COS 168 Abstract - Linking plant-pollinator interactions in time and space

Julian Resasco, Department of Ecology and Evolutionary Biology, University of Colorado, Boulder, CO, Natacha P. Chacoff, Instituto de Ecología Regional, CONICET, Tucumán, Argentina and Diego Vazquez, Instituto Argentino de Investigaciones de las Zonas Áridas, CONICET & National University of Cuyo, Mendoza, Argentina
Background/Question/Methods

Plant-pollinator interactions are dynamic in time and space. Recognizing the attributes of interactions that persist in time and space is important for network stability and for predicting vulnerability to interactions loss. Interactions that are more generalized, near the core of the nested interaction network, are lynchpins for maintaining network structure and function and have been found to occur more consistently across isolated habitats and across years in separate studies. However, the mechanisms for such persistence across spatiotemporal scales are not well understood.
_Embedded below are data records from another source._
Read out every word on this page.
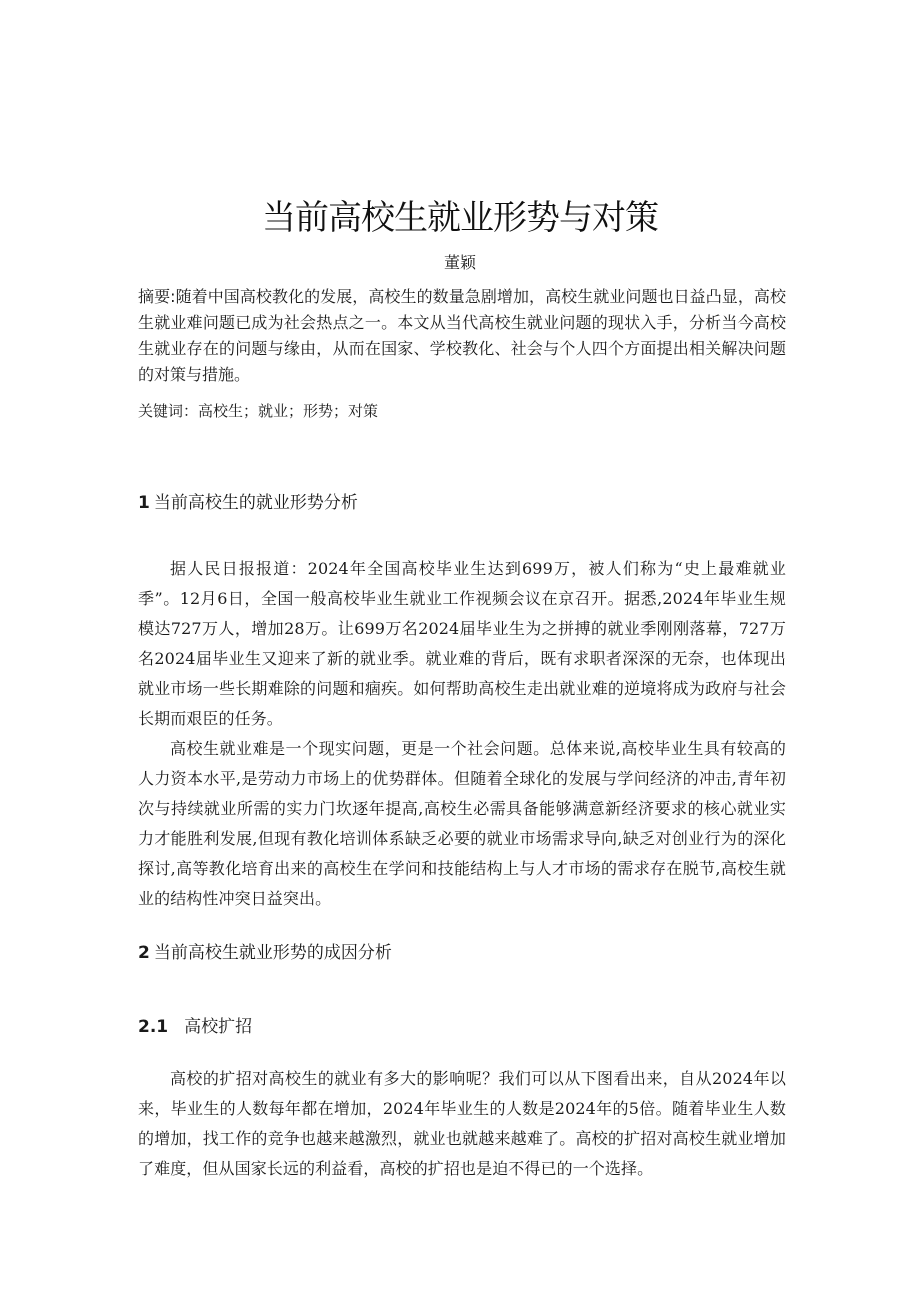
当前高校生就业形势与对策
董颖
摘要:随着中国高校教化的发展，高校生的数量急剧增加，高校生就业问题也日益凸显，高校生就业难问题已成为社会热点之一。本文从当代高校生就业问题的现状入手，分析当今高校生就业存在的问题与缘由，从而在国家、学校教化、社会与个人四个方面提出相关解决问题的对策与措施。
关键词：高校生；就业；形势；对策
1 当前高校生的就业形势分析
据人民日报报道：2024年全国高校毕业生达到699万，被人们称为“史上最难就业季”。12月6日，全国一般高校毕业生就业工作视频会议在京召开。据悉,2024年毕业生规模达727万人，增加28万。让699万名2024届毕业生为之拼搏的就业季刚刚落幕，727万名2024届毕业生又迎来了新的就业季。就业难的背后，既有求职者深深的无奈，也体现出就业市场一些长期难除的问题和痼疾。如何帮助高校生走出就业难的逆境将成为政府与社会长期而艰臣的任务。
高校生就业难是一个现实问题，更是一个社会问题。总体来说,高校毕业生具有较高的人力资本水平,是劳动力市场上的优势群体。但随着全球化的发展与学问经济的冲击,青年初次与持续就业所需的实力门坎逐年提高,高校生必需具备能够满意新经济要求的核心就业实力才能胜利发展,但现有教化培训体系缺乏必要的就业市场需求导向,缺乏对创业行为的深化探讨,高等教化培育出来的高校生在学问和技能结构上与人才市场的需求存在脱节,高校生就业的结构性冲突日益突出。
2 当前高校生就业形势的成因分析
2.1 高校扩招
高校的扩招对高校生的就业有多大的影响呢？我们可以从下图看出来，自从2024年以来，毕业生的人数每年都在增加，2024年毕业生的人数是2024年的5倍。随着毕业生人数的增加，找工作的竞争也越来越激烈，就业也就越来越难了。高校的扩招对高校生就业增加了难度，但从国家长远的利益看，高校的扩招也是迫不得已的一个选择。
To address this knowledge gap, we collected data on plant-pollinator interactions throughout the flowering period for five years across six plots in a sub-alpine meadow in the Colorado Rocky Mountains.

Results/Conclusions

We found that interactions that were near the network core were more persistent across the five years, more persistent within seasons (i.e., they had longer phenophases), and more persistent across space (i.e., they were more widely distributed across sampling plots). Interactions that with higher inter-annual persistence tended to be have longer phenophases and be more widespread among plots and interactions with longer phenophases tended to be more widespread among plots. Tolerance of environmental variation across time and space likely plays a key role for species’ ability to be generalists in their community due to spatiotemporal overlap with partners. These results provide further mechanistic understanding of interaction stability by linking the role of environmental variation in time and space in organizing interactions thus marrying niche concepts that emphasize species environmental constraints and their role in the community.